Symbolics still adding support for arrays#

The Symbolics.jl package is incredible. Its still working on supporting differentiation with arrays. I filed this behavior on github.com/Symbolics.jl issue #571. From what I can see, the main driver behind symbolic differentiation is in the diff.jl file.

I was getting the error from line 58

    if symtype(expr) <: AbstractArray
        error("Differentiation of expressions involving arrays and array variables is not yet supported.")
    end

but @shashi added some great exceptions that remove this error in #570 and #568. There is always more work to be done on projects like this and because Julia is open source, I can dig into the code, offer help and try to add my experiences to the solution.

Wrapping up#

Today, I found some strange behavior in the Symbolics.jl package. I’ll continue to update/add to the Julia projects as issues or hopefully merge some improvements. It would be great to document the process of a PR merge from start-to-finish.

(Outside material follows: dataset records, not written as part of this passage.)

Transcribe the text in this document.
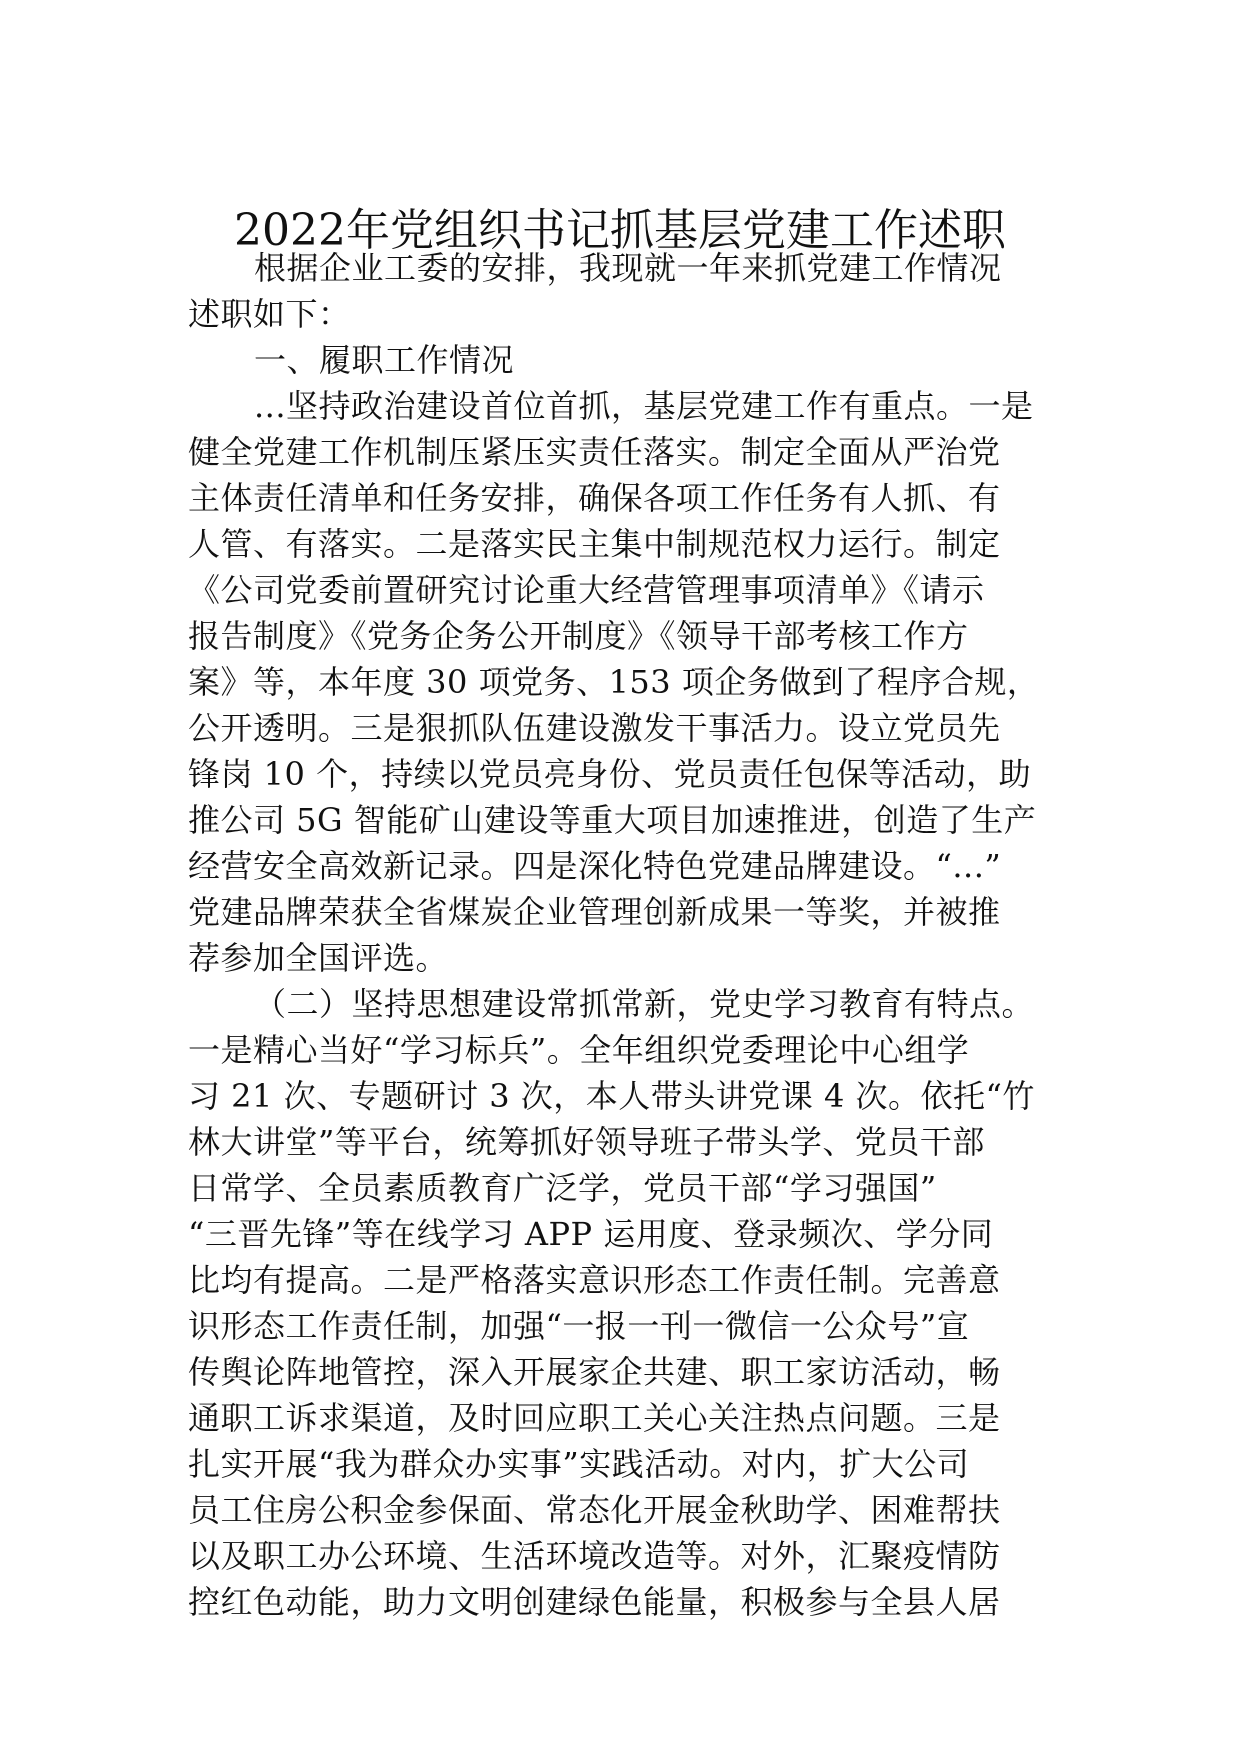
2022年党组织书记抓基层党建工作述职
根据企业工委的安排，我现就一年来抓党建工作情况
述职如下：
一、履职工作情况
...坚持政治建设首位首抓，基层党建工作有重点。一是
健全党建工作机制压紧压实责任落实。制定全面从严治党
主体责任清单和任务安排，确保各项工作任务有人抓、有
人管、有落实。二是落实民主集中制规范权力运行。制定
《公司党委前置研究讨论重大经营管理事项清单》《请示
报告制度》《党务企务公开制度》《领导干部考核工作方
案》等，本年度 30 项党务、153 项企务做到了程序合规，
公开透明。三是狠抓队伍建设激发干事活力。设立党员先
锋岗 10 个，持续以党员亮身份、党员责任包保等活动，助
推公司 5G 智能矿山建设等重大项目加速推进，创造了生产
经营安全高效新记录。四是深化特色党建品牌建设。“...”
党建品牌荣获全省煤炭企业管理创新成果一等奖，并被推
荐参加全国评选。
（二）坚持思想建设常抓常新，党史学习教育有特点。
一是精心当好“学习标兵”。全年组织党委理论中心组学
习 21 次、专题研讨 3 次，本人带头讲党课 4 次。依托“竹
林大讲堂”等平台，统筹抓好领导班子带头学、党员干部
日常学、全员素质教育广泛学，党员干部“学习强国”
“三晋先锋”等在线学习 APP 运用度、登录频次、学分同
比均有提高。二是严格落实意识形态工作责任制。完善意
识形态工作责任制，加强“一报一刊一微信一公众号”宣
传舆论阵地管控，深入开展家企共建、职工家访活动，畅
通职工诉求渠道，及时回应职工关心关注热点问题。三是
扎实开展“我为群众办实事”实践活动。对内，扩大公司
员工住房公积金参保面、常态化开展金秋助学、困难帮扶
以及职工办公环境、生活环境改造等。对外，汇聚疫情防
控红色动能，助力文明创建绿色能量，积极参与全县人居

For now, the work-around appears to be that jacobian and Differential only support scalar values. So I can create a Vector of individual values as such

@variables x1(t) x2(t)
x = [x1, x2]

The development behind Julia and Symbolics.jl is active and inspiring, so I’m sure this work-around won’t need to exist much longer.